Barnaby Joyce, now One Nation's Treasury spokesperson, has floated economic proposals that range from the questionable to the potentially beneficial. While his suggestion to give the Reserve Bank of Australia power over government spending is widely criticized, the idea of a publicly-owned bank deserves serious consideration, according to Guardian columnist Greg Jericho.
The Dominance of the Big Four Banks
Australia's big four banks hold a combined market share of home loans more than two-and-a-half times that of the rest of the banking sector, generating 80% of interest income from housing loans. This level of concentration, Jericho notes, is not due to superior business acumen but to a historically systemic oligopoly, bolstered by the four pillars policy that prevents mergers among them. A people's bank, long advocated by the Greens, could inject much-needed competition.
Jericho points out that government-owned banks have succeeded before: in 1989-90, the Commonwealth Bank, before privatization, delivered a $110 million dividend to the government. While state banks in South Australia and Victoria failed, those failures stemmed from poor management rather than government ownership itself.

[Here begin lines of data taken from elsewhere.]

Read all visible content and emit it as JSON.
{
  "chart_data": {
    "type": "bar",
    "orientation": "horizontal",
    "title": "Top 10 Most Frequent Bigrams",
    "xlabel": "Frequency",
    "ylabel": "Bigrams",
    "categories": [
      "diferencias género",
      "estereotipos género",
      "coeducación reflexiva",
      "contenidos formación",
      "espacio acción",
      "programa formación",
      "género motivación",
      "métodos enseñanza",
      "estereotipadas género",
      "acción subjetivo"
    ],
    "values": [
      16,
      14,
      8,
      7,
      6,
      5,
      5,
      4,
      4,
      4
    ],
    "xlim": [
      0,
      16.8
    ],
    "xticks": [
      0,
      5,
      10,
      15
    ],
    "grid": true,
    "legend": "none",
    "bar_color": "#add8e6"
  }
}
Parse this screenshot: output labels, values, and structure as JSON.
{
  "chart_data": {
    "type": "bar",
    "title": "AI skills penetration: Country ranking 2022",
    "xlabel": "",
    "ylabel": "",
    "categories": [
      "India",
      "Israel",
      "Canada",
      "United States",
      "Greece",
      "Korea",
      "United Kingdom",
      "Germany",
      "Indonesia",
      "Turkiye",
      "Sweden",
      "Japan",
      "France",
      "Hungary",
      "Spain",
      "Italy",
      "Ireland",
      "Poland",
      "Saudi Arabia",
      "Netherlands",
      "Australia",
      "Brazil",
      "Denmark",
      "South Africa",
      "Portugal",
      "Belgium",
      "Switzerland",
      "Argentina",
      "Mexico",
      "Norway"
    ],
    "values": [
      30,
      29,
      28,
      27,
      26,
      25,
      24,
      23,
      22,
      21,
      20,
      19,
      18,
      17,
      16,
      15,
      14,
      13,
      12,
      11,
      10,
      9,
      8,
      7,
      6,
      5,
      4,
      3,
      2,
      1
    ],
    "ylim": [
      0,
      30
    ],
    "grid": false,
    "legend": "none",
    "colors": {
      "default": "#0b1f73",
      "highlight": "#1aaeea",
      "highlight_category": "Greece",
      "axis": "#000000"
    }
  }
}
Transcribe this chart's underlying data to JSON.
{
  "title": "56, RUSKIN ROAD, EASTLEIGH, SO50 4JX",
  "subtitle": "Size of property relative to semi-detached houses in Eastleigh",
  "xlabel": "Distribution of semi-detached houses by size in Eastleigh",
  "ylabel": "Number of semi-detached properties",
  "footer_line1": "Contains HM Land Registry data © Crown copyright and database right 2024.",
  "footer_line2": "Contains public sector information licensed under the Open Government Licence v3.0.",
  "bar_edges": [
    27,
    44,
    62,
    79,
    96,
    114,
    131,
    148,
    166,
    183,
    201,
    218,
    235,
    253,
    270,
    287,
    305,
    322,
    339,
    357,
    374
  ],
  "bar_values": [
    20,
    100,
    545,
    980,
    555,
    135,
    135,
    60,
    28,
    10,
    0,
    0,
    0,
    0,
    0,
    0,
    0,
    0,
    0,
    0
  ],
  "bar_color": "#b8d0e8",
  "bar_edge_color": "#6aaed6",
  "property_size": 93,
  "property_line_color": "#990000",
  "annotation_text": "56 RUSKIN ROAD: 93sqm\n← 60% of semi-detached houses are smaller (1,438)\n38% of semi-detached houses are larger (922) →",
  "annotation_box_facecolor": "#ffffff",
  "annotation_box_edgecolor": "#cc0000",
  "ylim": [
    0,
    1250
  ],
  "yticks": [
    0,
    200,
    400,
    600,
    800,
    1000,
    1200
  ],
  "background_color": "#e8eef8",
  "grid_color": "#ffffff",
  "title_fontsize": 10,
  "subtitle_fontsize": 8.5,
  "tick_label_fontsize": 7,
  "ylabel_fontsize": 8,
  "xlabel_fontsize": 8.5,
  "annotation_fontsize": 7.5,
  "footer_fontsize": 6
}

The 30-Year Fixed Mortgage Proposal
One Nation also proposes offering 30-year fixed mortgages at 5%, a rate well below the current average three-year fixed rate of 6.74%. However, Jericho warns this could backfire. With the 10-year bond yield at 4.83%, such loans might generate no profit for the government. More critically, cheaper loans could increase demand at auctions, driving up house prices—undermining recent efforts to cool the market.
The policy raises unanswered questions: eligibility criteria, loan caps, and whether it would apply only to new housing. Joyce himself has called it a 'discussion piece, not policy.' Jericho concludes that while the people's bank idea is sound, One Nation's home loan plan lacks substance and could exacerbate housing affordability issues.